仕事をするときに、周りに自分以外の人がいたほうがはかどるという人もいます。
自分以外の人がいると、ついついおしゃべりをしてしまい、作業効率が落ちるという人もいるかと思いますが、人によっては、一人でやるよりも早く仕事を終えることができたという人もいます。
競争がタイムを伸ばす
トリプレット(Triplett, N.)は、インディアナ大学で競争を扱った『時間計測や競争における元気・活力を発生させる諸要因』という論文を1898年に発表しています。
よくマラソンなどでも、お互いにライバルがいて刺激しあったほうが良いタイムが出ると言われています。
風よけに相手選手を利用するということもあると思いますが、それ以外の要素もありそうです。

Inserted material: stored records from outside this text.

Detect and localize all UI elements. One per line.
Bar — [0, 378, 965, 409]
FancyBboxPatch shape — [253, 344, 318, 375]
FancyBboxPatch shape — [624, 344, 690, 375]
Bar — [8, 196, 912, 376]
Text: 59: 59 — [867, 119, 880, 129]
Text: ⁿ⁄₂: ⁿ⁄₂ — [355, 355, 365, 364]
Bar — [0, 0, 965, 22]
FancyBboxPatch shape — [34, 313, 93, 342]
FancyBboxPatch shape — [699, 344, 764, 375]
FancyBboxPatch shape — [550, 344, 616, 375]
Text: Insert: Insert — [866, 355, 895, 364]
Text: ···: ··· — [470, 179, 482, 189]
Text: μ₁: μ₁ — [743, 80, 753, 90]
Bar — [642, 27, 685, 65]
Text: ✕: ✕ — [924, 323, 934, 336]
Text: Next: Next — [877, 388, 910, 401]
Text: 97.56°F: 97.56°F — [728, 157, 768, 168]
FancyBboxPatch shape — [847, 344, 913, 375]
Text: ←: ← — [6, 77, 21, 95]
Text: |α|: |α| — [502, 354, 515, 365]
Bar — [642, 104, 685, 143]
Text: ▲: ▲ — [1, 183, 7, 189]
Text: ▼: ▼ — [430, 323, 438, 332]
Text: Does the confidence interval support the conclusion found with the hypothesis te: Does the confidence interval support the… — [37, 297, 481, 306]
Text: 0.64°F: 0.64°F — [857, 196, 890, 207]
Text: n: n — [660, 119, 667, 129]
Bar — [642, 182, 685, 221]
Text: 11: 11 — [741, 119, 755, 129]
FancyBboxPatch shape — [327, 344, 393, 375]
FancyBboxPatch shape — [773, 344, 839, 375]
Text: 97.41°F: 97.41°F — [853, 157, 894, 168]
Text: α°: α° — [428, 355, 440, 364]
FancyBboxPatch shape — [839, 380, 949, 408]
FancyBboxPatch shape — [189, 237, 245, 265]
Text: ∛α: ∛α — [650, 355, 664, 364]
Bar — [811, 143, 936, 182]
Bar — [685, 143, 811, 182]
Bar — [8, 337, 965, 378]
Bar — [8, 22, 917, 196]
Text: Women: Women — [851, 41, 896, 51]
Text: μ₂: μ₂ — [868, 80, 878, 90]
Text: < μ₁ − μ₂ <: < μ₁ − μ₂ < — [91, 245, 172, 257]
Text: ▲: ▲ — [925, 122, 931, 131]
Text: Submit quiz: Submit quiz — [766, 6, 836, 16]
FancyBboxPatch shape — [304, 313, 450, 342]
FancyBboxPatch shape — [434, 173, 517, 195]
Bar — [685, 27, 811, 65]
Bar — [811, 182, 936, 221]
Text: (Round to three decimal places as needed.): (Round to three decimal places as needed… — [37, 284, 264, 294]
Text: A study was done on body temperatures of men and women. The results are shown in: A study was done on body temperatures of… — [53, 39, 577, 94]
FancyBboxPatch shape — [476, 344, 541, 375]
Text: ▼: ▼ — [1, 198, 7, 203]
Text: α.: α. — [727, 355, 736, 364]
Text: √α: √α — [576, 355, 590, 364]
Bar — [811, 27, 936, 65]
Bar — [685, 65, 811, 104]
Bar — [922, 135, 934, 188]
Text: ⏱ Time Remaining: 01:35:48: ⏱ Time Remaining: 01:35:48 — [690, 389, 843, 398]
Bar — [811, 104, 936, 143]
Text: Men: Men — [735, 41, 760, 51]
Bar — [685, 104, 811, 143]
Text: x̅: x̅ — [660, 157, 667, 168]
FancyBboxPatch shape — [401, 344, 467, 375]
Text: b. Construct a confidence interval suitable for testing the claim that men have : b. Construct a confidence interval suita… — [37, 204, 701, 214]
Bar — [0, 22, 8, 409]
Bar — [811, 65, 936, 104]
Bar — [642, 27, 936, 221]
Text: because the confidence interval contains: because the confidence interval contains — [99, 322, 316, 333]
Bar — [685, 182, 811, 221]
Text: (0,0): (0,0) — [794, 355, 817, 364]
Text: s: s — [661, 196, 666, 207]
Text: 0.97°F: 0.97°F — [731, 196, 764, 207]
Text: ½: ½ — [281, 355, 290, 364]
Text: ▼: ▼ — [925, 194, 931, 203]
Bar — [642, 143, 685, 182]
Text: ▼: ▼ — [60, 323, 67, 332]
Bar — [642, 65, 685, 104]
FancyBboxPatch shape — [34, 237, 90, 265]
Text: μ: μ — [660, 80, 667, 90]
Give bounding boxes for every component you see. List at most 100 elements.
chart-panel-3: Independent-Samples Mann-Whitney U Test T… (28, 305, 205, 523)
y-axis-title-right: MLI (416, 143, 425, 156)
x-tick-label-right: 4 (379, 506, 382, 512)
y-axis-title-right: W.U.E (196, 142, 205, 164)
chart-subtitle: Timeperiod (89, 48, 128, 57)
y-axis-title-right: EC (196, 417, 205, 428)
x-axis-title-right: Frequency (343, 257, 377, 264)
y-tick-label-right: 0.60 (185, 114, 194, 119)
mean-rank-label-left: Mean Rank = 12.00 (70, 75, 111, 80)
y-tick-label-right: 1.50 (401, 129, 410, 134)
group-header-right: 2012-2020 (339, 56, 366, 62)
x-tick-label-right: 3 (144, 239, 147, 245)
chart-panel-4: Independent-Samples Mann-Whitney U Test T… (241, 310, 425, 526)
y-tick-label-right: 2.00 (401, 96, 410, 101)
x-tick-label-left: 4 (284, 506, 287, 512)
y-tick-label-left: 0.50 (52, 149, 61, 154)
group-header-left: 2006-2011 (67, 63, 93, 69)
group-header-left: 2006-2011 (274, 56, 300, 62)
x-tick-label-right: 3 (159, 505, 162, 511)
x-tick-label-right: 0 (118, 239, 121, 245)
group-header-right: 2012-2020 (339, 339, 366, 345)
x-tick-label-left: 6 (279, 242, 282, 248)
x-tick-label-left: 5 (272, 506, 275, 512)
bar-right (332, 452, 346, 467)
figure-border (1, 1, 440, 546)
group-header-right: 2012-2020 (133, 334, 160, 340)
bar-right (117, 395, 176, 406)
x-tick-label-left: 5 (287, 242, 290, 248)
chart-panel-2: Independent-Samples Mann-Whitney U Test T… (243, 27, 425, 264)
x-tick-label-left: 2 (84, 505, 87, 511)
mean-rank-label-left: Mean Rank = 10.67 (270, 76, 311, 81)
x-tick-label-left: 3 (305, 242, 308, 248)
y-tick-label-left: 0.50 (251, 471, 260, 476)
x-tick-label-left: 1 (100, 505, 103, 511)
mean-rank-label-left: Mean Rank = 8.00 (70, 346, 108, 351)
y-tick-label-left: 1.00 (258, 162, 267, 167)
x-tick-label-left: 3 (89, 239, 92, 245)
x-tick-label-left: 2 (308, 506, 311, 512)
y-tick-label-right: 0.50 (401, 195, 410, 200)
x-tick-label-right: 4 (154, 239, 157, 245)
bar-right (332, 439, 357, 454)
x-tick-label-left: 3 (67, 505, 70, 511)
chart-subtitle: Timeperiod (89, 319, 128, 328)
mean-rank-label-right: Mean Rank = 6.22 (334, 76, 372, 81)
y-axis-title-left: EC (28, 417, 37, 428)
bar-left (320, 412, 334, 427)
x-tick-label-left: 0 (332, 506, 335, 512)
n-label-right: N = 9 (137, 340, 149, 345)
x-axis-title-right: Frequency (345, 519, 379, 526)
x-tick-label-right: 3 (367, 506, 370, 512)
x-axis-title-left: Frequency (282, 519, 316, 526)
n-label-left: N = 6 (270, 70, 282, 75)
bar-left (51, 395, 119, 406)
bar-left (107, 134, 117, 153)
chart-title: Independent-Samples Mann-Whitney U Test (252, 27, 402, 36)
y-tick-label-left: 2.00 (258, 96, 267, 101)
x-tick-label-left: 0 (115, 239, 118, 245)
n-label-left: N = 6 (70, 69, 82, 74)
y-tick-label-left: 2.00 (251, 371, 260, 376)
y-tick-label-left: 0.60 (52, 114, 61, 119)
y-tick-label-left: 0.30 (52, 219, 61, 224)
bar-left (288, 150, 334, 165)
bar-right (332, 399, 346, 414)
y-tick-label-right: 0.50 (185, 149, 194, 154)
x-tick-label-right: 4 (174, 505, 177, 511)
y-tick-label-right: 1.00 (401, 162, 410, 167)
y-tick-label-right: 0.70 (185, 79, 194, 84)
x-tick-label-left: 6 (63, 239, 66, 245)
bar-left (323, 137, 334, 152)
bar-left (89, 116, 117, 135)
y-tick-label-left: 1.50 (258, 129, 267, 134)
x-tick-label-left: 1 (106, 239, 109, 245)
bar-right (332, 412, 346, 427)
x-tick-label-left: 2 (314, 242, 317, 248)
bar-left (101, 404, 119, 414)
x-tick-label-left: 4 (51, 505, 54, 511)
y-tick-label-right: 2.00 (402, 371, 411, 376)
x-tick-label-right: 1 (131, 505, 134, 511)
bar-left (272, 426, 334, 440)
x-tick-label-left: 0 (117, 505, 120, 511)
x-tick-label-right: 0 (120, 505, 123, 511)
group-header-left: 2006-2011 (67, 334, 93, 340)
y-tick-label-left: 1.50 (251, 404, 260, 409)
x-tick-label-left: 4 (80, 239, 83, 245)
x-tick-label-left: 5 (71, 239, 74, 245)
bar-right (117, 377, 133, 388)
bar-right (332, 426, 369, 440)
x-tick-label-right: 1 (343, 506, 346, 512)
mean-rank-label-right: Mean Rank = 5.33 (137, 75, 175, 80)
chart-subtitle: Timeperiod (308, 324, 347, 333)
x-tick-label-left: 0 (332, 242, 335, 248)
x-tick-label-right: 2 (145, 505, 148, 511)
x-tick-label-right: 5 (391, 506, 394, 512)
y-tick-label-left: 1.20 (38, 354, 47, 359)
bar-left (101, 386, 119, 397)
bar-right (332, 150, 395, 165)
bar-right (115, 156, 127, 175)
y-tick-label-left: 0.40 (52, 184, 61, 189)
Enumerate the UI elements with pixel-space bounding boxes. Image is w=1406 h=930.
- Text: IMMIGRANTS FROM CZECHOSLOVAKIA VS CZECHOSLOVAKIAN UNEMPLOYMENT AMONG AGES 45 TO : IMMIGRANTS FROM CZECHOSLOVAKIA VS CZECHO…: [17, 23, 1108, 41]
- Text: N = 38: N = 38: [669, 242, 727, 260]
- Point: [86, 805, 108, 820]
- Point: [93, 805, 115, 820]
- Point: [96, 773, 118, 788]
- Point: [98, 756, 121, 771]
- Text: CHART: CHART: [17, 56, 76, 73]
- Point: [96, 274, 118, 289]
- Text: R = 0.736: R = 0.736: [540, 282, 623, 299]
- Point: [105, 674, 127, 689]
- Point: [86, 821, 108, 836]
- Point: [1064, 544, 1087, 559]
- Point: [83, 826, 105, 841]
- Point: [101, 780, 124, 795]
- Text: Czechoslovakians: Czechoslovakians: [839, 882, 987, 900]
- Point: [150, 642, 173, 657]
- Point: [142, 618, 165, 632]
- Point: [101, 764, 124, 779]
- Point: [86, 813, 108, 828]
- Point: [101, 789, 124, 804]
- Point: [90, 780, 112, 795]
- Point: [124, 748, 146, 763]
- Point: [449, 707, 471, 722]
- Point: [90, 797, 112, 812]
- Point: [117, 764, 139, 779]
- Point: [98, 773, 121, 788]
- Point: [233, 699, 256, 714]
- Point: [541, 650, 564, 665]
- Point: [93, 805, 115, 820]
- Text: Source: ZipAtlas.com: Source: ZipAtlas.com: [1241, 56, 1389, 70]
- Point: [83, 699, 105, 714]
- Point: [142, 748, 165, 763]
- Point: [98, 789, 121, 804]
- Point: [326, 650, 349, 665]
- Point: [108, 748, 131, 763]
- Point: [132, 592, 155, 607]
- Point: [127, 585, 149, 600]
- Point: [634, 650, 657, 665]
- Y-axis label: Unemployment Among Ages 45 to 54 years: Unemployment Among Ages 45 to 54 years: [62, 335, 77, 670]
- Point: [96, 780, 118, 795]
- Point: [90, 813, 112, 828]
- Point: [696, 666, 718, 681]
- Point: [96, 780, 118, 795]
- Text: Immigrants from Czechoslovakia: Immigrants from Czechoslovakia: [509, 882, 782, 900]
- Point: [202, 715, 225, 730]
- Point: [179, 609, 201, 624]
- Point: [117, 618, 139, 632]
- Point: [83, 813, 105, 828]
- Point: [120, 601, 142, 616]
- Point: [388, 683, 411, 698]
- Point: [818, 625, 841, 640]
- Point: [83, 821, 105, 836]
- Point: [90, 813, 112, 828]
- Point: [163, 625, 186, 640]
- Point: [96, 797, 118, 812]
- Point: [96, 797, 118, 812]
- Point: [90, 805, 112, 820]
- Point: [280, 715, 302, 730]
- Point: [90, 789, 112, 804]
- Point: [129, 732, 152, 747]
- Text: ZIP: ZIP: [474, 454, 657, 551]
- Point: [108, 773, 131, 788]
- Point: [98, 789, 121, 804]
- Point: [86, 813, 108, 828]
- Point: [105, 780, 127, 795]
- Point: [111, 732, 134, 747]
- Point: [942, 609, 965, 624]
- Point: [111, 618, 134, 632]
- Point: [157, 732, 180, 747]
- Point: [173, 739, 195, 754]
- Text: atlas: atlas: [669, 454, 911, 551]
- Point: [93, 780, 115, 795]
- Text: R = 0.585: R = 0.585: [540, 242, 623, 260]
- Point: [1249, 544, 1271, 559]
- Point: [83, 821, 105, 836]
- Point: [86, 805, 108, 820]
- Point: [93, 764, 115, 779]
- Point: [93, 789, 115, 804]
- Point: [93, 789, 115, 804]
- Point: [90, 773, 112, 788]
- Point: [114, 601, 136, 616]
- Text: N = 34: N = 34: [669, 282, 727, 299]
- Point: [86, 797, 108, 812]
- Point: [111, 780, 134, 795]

野球などでも、お互いに良いライバル・好敵手がいたほうが、成績があがるとも言われます。
トリプレットはまず自転車競技において、時間を計測されたり、他者と一緒に走ることにより、20%ほどスピードアップにつながることをデータにより示しました。
社会的促進
そこで、今度は釣りのリールを子供にそれを巻かせて、一人で巻いたときと、他の子がいる時に巻いたときと、その巻くスピードを計測しました。
すると2人で並んでつり糸を巻いた時のほうが、一人で作業した時よりも糸巻き速度が上昇し、作業効率がアップしました。
このことをF・H・オルポートは、『社会的促進』と名付けました。
社会的抑制
ここで、「ちょっと待ったー!」と反論したいと思っている人もいるかもしれません。
私は会社でプレゼン発表したんですけど、他の人がいたことで緊張してしまって上手くプレゼンできませんでした。
他の人がいると、作業効率が上がるなんて間違ってないですか?
実は、このように他者が存在することで作業の質や量が低下してしまう現象は、『社会的抑制』と呼ばれています。
ハルの動因理論
なんか『社会的促進』と『社会的抑制』は、全く逆で、矛盾しているような気もするのですが、これに関しては、ザイアンス,R.B.がハルの動因理論をもって説明しています。
そのキーワードとなるのが、『個人の習得度』で、その作業に慣れているかどうかによって、社会的促進が起こるのか、社会的抑制が起こるのかが決まるというものです。
プレゼンで他人が見ていたため緊張して上手くいかなかったのは、プレゼンに慣れていないからということになります。
プレゼンに慣れている人は、他者がいると逆に張り切って、企画を提案できたりします。
野球の一流選手が、オールスターやシリーズなどでより一層大活躍するのは、それなりにスキルがあり慣れていて、より注目される中で張り切るからともいえるでしょう。
他人がいることで、慣れている人はより上手に、慣れていない人は緊張して力が発揮できずといったところで、普段よりも差がついてしまいがちです。
普段から、地道にスキルアップを図り、慣れていくことが大切なのかもしれません。